Kennen Sie Philipp Laude, Matthias Roll und Oğuz Yılmaz? Oder Alexander und Dimitri Koslowski? Oder Shirin David und Paola Maria? Nein! Dann sind Sie wahrscheinlich alt und schöpfen den Unterhaltungswert des Internets nicht voll aus. Diese Namen gehören nämlich zu einer überraschend großen Riege von Megastars, die von Jugendlichen und jungen Erwachsenen angehimmelt werden.

Millionen Follower – und trotzdem unbekannt

Wenn Sie Kinder haben sollten, dann schauen Sie fern, während Ihr Nachwuchs auf das Smartphone oder Tablet starrt. Denn diese unbekannten Megastars findet man allen voran auf Youtube und anderen Videoportalen. Dort unterhalten sie ihre Kanäle, die von Millionen verfolgt werden.

Shirin David wird von 1.296.584 Millionen Benutzern gefolgt. Alexander und Dimitri Koslowski aka Die Aussenseiter haben 2.386.369 Abonnenten. Die drei Jungs Philipp Laude, Matthias Roll und Oğuz Yılmaz werden unter dem Namen YTitty von 3.155.819 Menschen gefolgt.

Zum Vergleich RTL zählt auf Youtube gerade mal 26.403 Benutzer, die ihnen folgen. Und 14.598 Benutzer folgen Prosieben. Der öffentlich-rechtliche Sender ARD bringt es immerhin auf ganze 214.420 Abonnenten. Klassische Medien mit einem riesigen Apparat werden von Hobby-Videomachern geschlagen. Das ist auch kein Wunder.

ARD und ZDF? Leitmedien sind andere

Youtube ist vor dem Fernseher das führende Leitmedium für Jugendliche, so das Ergebnis der YOU-Studie 2015. 61,5 Prozent von ihnen sehen Filme und Serien im Internet und 60,9 Prozent im TV. Streaming-Dienste wie Netflix werden stärker genutzt (23,6 Prozent) als die Mediatheken der Fernsehsender (14 Prozent).

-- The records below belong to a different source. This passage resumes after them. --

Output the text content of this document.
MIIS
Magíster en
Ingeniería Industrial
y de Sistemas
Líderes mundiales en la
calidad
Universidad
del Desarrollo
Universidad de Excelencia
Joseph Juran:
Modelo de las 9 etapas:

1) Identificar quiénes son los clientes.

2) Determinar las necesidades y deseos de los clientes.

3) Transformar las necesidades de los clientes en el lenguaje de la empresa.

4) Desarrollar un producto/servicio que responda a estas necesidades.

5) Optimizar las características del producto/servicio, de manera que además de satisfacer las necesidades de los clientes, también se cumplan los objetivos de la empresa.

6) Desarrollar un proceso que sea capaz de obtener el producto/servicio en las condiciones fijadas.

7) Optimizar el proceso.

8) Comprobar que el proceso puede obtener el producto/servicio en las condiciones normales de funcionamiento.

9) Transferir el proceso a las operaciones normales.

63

Wenn es um Nachrichten geht, steht für Jugendliche die Information über das Fernsehen an erster Stelle (59,1 Prozent). Aber auch hier werden soziale Netzwerke stark genutzt (48,4 Prozent) und haben bereits klassische Medien wie das Radio (38,5 Prozent) und die Zeitung (18,3 Prozent) abgehängt. Jugendliche geben Nachrichten-Apps (19,9 Prozent) den Vorzug gegenüber Printprodukten oder Nachrichtenwebsites (9,7 Prozent).

Und was machen diese unbekannten Megastars? Sie singen, spielen Sketche, nehmen heimlich “pranks” auf, “challengen” sich gegenseitig in unterhaltsamen Wettbewerben oder geben Beauty-Tipps. Es geht aber nicht nur um Unterhaltung. Themen wie Mobbing, Nebenjobs oder Liebeskummer spielen dort eine ebenso wichtige Rolle. Zwischen Unterhaltung und Lebenshilfe bietet das Internet Jugendlichen und jungen Erwachsenen viel mehr als die klassischen Medien.